Metin Oktay’ın en popüler olduğu 1960’lı yıllarda kendisini sadece yeşil sahalarda görmüyor beyaz perdede de izliyoruz, plaklardan da adını duyuyoruz. Sadece futbol sahalarıyla sınırlı kalmayan bu popülerlik müzik sahalarında da kendisini gösteriyor. O meşhur ağları delen golü ile, oyun şekliyle şarkılara konu oluyor.

1965’te Ezgi Plak tarafından Spor Serisi’nin ikinci plağı Metin Oktay için hazırlanıyor. İlki, Vasfi Uçaroğlu Orkestrası’nın yaptığı “Şampiyonlar Şarkısı” Fenerbahçe için yapılmış. Ülkemizde futbolcular için yapılmış bestelere rastlamak zor, Metin Oktay bunun ilk örneği. Halit Kıvanç, maç anlatışı esnasında “Metin gol Metin gol” tekrarlarından ritme ve tempoya kapılıp  bir şiir yazar. Metin Geliyor Metin’in sözlerini yazıp besteci Şevket Uğurluer’e verir. Şevket Uğurluer ve Arkadaşları’nın seslendirmesiyle plağın bir yüzünde Kral Metin şarkısı diğer yüzünde ise Halit Kıvanç anlatımıyla Kralın Golleri yer alır. Şarkıda;

Füze şutunun hızı sözleriyle Romanya kalesine 40 metre uzaklıktan gönderdiği şuttan ve şutlarının hızından,
Ağlar bile delindi Metin topa vuralı sözleriyle Fenerbahçe’ye attığı golün ağları delmesi ve toplarının sertliğinden, 

Rengi sarı kırmızı sözleriyle de Galatasaray’da oynadığından bahsedildiğini anlıyoruz.

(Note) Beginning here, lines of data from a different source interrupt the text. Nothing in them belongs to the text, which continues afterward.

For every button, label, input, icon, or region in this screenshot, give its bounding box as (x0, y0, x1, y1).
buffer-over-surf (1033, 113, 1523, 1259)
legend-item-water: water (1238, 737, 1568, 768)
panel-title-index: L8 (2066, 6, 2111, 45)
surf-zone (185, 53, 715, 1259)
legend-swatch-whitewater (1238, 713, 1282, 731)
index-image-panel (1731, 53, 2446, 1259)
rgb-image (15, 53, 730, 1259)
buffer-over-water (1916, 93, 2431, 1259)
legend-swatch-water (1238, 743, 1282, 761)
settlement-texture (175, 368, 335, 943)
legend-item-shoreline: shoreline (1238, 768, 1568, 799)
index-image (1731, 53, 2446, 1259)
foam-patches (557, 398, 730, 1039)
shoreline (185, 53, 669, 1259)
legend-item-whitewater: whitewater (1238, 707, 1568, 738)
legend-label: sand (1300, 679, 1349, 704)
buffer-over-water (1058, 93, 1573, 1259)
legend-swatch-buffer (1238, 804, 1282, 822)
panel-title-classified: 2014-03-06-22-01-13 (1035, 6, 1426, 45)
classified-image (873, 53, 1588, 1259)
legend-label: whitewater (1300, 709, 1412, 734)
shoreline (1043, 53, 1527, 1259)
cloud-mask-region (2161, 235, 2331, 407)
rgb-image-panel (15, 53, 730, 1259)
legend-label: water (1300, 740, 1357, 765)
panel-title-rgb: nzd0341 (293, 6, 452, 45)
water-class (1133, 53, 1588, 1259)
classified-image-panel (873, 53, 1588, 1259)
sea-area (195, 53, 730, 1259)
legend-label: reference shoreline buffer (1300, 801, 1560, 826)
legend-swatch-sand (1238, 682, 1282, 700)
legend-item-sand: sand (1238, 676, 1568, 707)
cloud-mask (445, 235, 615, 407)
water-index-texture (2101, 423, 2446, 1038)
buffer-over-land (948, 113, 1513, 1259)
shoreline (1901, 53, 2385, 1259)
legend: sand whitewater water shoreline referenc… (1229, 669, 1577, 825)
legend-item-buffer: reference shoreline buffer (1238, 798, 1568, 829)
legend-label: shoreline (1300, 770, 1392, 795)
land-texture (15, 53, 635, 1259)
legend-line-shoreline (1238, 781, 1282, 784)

Şarkı, hareketli ve batılı bir melodik yapıyla bestelenmiş. Koro ile yapılan vokallerin tezahüratvari bir söylemle akılda kalıcılığı ve ezberi kolaylaştıran yapısıyla tribünlere uygun bir şarkı. 1960’ların batı tarzı ve biraz da rock’n roll havasını hissettiriyor. Sporda imza hareketler dediğimiz çoğu hareketi müzikle destekleme isteği ortaya çok erken çıkmış fakat uzun soluklu olamamış. Spor dünyasının kültürel ikonlarıyla görsel, işitsel ve yazılı bir hafıza oluşturmak spor tarihi için önemli bir yol. Spor Plakları kısa ömürlü bir seri olur, Metin Oktay’ı sadece futbol kitlesiyle sınırlı kalmayan bir bilinirliğe ulaştırır fakat bu seri Metin Oktay’ın popülerliğinden pek bir fayda sağlayamaz. 

Metin Oktay’ın Serbest Atışı ise son maçı Şekerspor’a karşı, maçın ikinci yarısında kaleye yirmi beş metre mesafeden topu 90’dan kaleye göndermiş olmasıdır.